The first film from Slovakian director Zuzana Liova is a satirically laced drama about the bonds of family and the rebellious urges of the young: a father builds a house for each of his daughters. What seemed to be a childhood dream turns into a nightmare.
Juris Poskus directs Latvia''s great hipster chronicle: a group of friends who live on the shores of the Baltic Sea kill time drinking beer, getting into fights and having impossible conversations about life and love.
Can punk stay alive in today's world? That's the question asked by this black comedy, winner of awards at the Karlovy Vary and Sofia Festivals: a punk band reforms to participate in a multicultural event.
Jan Komasa's first film revealed a rising talent in Polish cinema. The portrayal of new youth given over to the pleasures and dangers of the Internet era.
A sci-fi movie that has changed the face of today's Lithuanian cinema. Far removed from the special effects of Hollywood, here we have a fantasy on a human being's most intimate aspirations, memory and desire.
Bosnian filmmaker Aida Begic landed a special mention from the Un Certain Regard jury at Cannes for this description of the suffering that persists years after the siege of Sarajevo and the end of the Bosnian War.
Winner of Best Screenplay and Actress at the Festival de Cannes, this movie by Cristian Mungiu is a terrifying and claustrophobic parabol on today's intolerance: a convent lost in the hills, an unrelenting priest, an exorcism and the inner demons that come to light.

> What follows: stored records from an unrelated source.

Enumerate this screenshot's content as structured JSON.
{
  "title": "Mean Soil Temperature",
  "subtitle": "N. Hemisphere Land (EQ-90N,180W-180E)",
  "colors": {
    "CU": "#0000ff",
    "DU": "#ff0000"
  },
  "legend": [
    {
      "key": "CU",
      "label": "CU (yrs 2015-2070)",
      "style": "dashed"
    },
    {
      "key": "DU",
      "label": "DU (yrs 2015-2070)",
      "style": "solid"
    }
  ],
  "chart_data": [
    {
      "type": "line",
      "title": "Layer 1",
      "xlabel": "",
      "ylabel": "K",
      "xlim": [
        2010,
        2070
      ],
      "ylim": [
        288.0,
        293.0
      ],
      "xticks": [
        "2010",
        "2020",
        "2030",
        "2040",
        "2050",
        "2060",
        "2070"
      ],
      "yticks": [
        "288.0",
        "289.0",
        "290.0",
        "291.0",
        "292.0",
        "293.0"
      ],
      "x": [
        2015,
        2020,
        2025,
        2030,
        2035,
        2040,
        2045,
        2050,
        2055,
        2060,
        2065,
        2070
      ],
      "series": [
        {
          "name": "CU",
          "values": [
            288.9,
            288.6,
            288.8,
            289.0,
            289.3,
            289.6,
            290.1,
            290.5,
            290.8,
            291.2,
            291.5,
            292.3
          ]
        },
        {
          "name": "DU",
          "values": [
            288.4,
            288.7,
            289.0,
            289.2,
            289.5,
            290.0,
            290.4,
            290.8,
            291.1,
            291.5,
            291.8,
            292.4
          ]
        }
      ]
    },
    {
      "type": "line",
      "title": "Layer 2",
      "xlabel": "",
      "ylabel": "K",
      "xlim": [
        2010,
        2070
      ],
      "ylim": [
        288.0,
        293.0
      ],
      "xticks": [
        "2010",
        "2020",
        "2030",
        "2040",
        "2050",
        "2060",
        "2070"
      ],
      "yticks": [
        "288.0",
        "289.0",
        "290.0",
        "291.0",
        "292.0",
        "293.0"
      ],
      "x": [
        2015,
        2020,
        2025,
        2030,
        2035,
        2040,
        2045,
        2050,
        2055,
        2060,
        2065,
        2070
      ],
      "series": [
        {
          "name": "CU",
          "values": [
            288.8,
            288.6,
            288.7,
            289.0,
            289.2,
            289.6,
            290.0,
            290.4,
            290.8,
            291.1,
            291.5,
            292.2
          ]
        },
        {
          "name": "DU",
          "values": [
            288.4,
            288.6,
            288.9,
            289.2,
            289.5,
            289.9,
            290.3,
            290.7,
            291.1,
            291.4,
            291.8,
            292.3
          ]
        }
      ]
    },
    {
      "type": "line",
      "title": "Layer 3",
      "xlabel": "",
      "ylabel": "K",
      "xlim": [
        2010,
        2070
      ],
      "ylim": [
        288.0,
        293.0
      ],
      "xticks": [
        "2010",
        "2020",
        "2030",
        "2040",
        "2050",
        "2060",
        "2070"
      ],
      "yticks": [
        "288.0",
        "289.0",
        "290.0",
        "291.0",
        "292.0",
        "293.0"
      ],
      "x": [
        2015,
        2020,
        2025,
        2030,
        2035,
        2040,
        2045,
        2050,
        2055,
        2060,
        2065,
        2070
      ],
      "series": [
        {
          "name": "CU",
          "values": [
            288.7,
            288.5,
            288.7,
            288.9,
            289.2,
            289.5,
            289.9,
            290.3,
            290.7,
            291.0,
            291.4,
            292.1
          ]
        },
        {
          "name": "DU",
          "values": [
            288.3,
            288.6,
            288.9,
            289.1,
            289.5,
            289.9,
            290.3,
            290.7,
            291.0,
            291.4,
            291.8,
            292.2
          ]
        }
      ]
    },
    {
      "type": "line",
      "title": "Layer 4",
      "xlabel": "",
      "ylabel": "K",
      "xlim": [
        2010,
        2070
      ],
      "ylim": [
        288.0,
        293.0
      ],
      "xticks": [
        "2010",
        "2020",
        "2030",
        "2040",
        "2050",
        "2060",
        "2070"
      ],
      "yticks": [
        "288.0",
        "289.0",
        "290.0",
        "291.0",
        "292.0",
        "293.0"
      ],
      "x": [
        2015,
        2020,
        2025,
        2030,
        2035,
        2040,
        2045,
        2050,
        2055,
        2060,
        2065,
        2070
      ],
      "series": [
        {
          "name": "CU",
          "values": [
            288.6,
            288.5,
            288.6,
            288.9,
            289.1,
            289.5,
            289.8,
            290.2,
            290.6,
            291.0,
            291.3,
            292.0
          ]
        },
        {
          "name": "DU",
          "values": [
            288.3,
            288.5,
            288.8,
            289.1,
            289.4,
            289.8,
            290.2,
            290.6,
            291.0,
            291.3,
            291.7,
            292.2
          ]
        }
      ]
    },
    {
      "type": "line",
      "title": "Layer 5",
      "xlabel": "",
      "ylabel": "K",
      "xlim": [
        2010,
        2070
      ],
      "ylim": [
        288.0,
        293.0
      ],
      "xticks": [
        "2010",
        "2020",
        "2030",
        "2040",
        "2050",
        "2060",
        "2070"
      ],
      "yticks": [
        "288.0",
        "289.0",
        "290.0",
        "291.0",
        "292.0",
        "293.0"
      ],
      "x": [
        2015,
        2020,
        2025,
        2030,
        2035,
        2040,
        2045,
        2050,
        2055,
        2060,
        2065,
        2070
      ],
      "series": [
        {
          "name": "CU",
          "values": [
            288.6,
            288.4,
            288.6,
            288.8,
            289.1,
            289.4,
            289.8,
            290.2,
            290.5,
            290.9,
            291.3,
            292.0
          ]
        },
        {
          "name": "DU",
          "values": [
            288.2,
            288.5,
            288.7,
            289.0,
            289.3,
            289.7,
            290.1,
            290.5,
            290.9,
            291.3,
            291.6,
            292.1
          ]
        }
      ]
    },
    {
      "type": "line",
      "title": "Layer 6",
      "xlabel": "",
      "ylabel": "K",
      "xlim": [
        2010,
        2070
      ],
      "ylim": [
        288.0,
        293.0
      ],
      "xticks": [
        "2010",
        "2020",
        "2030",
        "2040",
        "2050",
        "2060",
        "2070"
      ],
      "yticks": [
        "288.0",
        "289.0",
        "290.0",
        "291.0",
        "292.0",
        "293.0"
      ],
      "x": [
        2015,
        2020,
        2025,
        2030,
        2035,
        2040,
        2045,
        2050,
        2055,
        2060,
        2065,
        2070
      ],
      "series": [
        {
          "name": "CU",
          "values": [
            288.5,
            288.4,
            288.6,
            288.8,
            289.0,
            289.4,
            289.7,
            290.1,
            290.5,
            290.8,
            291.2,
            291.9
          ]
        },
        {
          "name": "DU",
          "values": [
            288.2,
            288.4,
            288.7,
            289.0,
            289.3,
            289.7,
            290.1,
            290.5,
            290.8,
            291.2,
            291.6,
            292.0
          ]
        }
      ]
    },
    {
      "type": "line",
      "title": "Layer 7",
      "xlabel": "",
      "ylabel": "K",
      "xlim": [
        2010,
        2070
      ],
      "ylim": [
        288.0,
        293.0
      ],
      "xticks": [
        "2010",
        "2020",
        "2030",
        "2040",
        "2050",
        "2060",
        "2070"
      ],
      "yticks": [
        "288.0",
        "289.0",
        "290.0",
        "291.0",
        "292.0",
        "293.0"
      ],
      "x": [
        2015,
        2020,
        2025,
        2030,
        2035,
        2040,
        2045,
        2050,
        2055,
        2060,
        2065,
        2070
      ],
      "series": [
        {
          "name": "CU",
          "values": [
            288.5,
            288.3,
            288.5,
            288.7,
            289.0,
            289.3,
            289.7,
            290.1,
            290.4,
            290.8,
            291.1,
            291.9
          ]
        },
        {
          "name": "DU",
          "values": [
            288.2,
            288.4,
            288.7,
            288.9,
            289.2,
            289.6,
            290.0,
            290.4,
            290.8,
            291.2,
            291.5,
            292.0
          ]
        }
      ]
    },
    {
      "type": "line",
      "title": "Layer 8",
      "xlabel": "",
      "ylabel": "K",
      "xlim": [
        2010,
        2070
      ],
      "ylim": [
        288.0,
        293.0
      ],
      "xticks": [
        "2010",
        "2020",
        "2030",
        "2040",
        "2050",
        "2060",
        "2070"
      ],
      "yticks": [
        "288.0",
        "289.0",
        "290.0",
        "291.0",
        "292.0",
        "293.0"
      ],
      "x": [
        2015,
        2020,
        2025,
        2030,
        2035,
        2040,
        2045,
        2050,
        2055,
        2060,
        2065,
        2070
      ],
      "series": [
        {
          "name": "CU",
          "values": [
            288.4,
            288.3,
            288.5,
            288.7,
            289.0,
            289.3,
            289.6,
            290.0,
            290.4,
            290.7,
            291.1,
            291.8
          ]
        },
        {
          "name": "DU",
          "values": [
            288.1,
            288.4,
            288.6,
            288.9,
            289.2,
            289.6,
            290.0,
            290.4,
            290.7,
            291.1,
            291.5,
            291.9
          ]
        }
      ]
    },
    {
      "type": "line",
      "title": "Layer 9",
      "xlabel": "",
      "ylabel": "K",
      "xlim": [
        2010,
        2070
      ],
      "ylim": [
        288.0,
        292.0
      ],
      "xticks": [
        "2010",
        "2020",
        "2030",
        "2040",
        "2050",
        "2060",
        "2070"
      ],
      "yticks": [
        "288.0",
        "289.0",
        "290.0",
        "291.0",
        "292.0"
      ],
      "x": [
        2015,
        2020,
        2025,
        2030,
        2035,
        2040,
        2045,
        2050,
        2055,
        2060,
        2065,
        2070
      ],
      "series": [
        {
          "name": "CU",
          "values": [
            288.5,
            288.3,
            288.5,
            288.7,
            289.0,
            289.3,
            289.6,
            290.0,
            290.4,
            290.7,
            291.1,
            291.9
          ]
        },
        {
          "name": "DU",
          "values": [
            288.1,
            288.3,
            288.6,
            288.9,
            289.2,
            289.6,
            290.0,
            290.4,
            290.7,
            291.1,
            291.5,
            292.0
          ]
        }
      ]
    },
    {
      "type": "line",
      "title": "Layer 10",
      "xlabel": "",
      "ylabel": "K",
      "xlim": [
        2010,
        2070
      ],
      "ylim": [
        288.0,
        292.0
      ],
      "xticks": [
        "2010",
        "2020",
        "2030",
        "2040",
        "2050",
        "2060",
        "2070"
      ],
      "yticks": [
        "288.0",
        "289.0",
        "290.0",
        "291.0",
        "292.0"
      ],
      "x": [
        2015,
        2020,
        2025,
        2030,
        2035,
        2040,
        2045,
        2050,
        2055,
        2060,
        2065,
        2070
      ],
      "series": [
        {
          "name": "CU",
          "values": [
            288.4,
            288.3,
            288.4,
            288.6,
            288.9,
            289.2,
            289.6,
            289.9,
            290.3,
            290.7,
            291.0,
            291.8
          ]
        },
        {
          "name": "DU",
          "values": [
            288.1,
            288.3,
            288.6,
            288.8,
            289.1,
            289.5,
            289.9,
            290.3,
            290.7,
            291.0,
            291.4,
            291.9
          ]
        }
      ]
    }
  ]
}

One of the big surprises of recent Polish cinema was this intense and anything but complacent drama about a couple whose love is put to the test by a traumatic incident that destroys their happiness.
Ana Felicia Scutelnicu won an award at the Rome Festival in 2012 for this meticulous, extremely beautiful and poetic description of the funeral rites in a Moldovan village, a ceremony where joy mingles with grief and life has the upper hand over death.
A man commits suicide, but his webcam runs on, impassible. And this fixed shot records the neighbours who wait for the police, drink the dead man's alcohol and play with his things. This film, awarded a prize at the Karlovy Vary Festival, describes a whole world in a single shot.
Mira Fornay won the Rotterdam Festival with this harsh tale of a young boy whose only friend is his dog. An hypnotic chronicle of a sluggish existence always on the verge of explosion.
Winner of the Special Jury Prize at the Sundance Festival, this melancholy description of the lives of five people in post-war Serbia asks a disturbing question: can we overcome the feeling of guilt, frustration, the thirst for vengeance?